Most and least dangerous places to visit
Reports about the most dangerous destinations are more useful than reports about the safest: After all, countries rated as safest generally fall under the “round up the usual suspects” meme and many of the most dangerous destinations are obvious to anyone who reads a newspaper or watches the evening news.
But a few recent reports point out a few places you might be considering — and might want to reconsider. I compiled results from four recent and current reports on safest/least safe destination countries and cities that do not appear to be duplicates: The Gallup Global Law and Order Report, and the websites Ceoworld (ceoworld.biz), The Economist (safecities.economist.com) and SafeAround.com.
Some entries on this list shouldn’t surprise anyone: Afghanistan, Iraq, Lebanon, Laos, North Korea, Somalia, Sudan and South Sudan, Syria, Venezuela and Yemen. Most visitors likely want to avoid getting in the middle of active shooting, bombing and drone strikes, although, oddly, nobody lists Iran.
At least one of the sources, and often at least two, cite virtually all the countries in sub-Sahara Africa as dangerous, including South Africa.
Mexico shouldn’t surprise anybody, but you find some surprises: At least one compilation classes the Bahamas, Bolivia and Puerto Rico as dangerous, along with the Philippines and parts of Thailand.
The lists disagree on Egypt: one source lists it as dangerous, another gives it a good rating. The same is true for Uzbekistan.
The tops of the “safest” lists all focus heavily on Canada, the United States, Western Europe, Australasia and the developed countries of East and Southeast Asia. And even Eastern Europe ranks reasonably high on most compilations.
To nobody’s surprise, many of the “most dangerous cities” are located in the “most dangerous countries,” including the main cities in South Africa. But dangerous ratings apply to reasonably popular visitor destinations.
Gallup rates Moscow and St. Petersburg as dangerous; it comes down hard on the main cities in India, including Agra, Chennai, Delhi and Mumbai; and it gives poor scores to a handful of cities in South America that attract substantial numbers of visitors: Bogotá, Lima, Medellín, Rio, Salvador and São Paulo.
Other tourist centers earning at least one dangerous rating include Cairo, San Pedro, Honduras, San Salvador, Dominican Republic and Sharm-el-Sheikh.
And Mexican tourist centers Acapulco, Cabo and Mexico City get entries, although Cancún does not. The only U.S. cities to make at least one “most dangerous” list are Baltimore and Detroit.
As with countries, the least dangerous cities all concentrate in North America, Europe, Australasia and developed Asia.
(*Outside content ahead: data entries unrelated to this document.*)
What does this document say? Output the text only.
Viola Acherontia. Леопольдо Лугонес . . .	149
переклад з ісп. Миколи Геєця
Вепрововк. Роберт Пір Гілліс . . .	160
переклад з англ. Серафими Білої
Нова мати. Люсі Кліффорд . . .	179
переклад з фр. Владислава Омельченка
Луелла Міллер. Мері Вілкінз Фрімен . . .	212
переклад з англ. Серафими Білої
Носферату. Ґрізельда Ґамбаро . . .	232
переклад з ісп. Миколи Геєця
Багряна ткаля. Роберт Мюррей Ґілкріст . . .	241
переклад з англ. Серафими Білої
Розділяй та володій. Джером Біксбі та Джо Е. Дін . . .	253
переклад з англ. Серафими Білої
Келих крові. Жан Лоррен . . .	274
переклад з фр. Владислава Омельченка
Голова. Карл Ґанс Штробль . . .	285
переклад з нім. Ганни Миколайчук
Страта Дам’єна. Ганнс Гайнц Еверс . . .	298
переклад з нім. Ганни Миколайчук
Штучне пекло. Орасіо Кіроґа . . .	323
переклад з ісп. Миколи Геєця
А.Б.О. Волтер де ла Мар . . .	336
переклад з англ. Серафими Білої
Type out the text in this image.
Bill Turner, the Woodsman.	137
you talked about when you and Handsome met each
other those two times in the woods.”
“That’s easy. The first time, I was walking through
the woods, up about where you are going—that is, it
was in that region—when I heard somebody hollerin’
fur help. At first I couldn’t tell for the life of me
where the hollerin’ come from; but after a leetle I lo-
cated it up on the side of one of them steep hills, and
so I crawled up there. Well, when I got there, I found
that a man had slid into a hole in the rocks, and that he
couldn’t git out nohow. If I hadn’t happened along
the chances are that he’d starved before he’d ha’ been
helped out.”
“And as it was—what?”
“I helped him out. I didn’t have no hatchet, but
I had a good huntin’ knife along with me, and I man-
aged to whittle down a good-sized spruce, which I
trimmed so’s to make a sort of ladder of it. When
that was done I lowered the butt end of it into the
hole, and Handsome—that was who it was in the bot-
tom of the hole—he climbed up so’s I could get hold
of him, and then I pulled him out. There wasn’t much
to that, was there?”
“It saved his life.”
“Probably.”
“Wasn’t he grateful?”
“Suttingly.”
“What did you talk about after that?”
The main Gulf cities of Abu Dhabi and Doha get good ratings, as does Bursa, Turkey, despite some local unrest in that area. One list rates Andorra la Vella as tops, worldwide.
Deciding where to go
What to make of all this? For most of you, many of the “do not enter” places are obvious. But some low-scoring places are important visitor destinations where many travelers obviously ignore the warnings.
If you’re considering a visit to one of these places, my suggestion is that you get as much information as you can before you make a commitment. Countrywide scores, for example, can be misleading: In a big country, parts can be dangerous where others are quite safe.
The first place to look for information is in the U.S. State Department’s country information pages (bit.ly/DOScountryinfo). My main complaint with this source is that its standard “exercise caution” recommendation is really not very useful.
One other suggestion: Don’t go anywhere where you will be thinking about safety the entire time. If you decide to go someplace with a poor safety rating, make up your mind to accept the risks, stick to major tourist centers, watch out for pickpockets and scams, and enjoy the destination.
Constant worry about safety — or anything else, for that matter — can ruin a visit almost anywhere.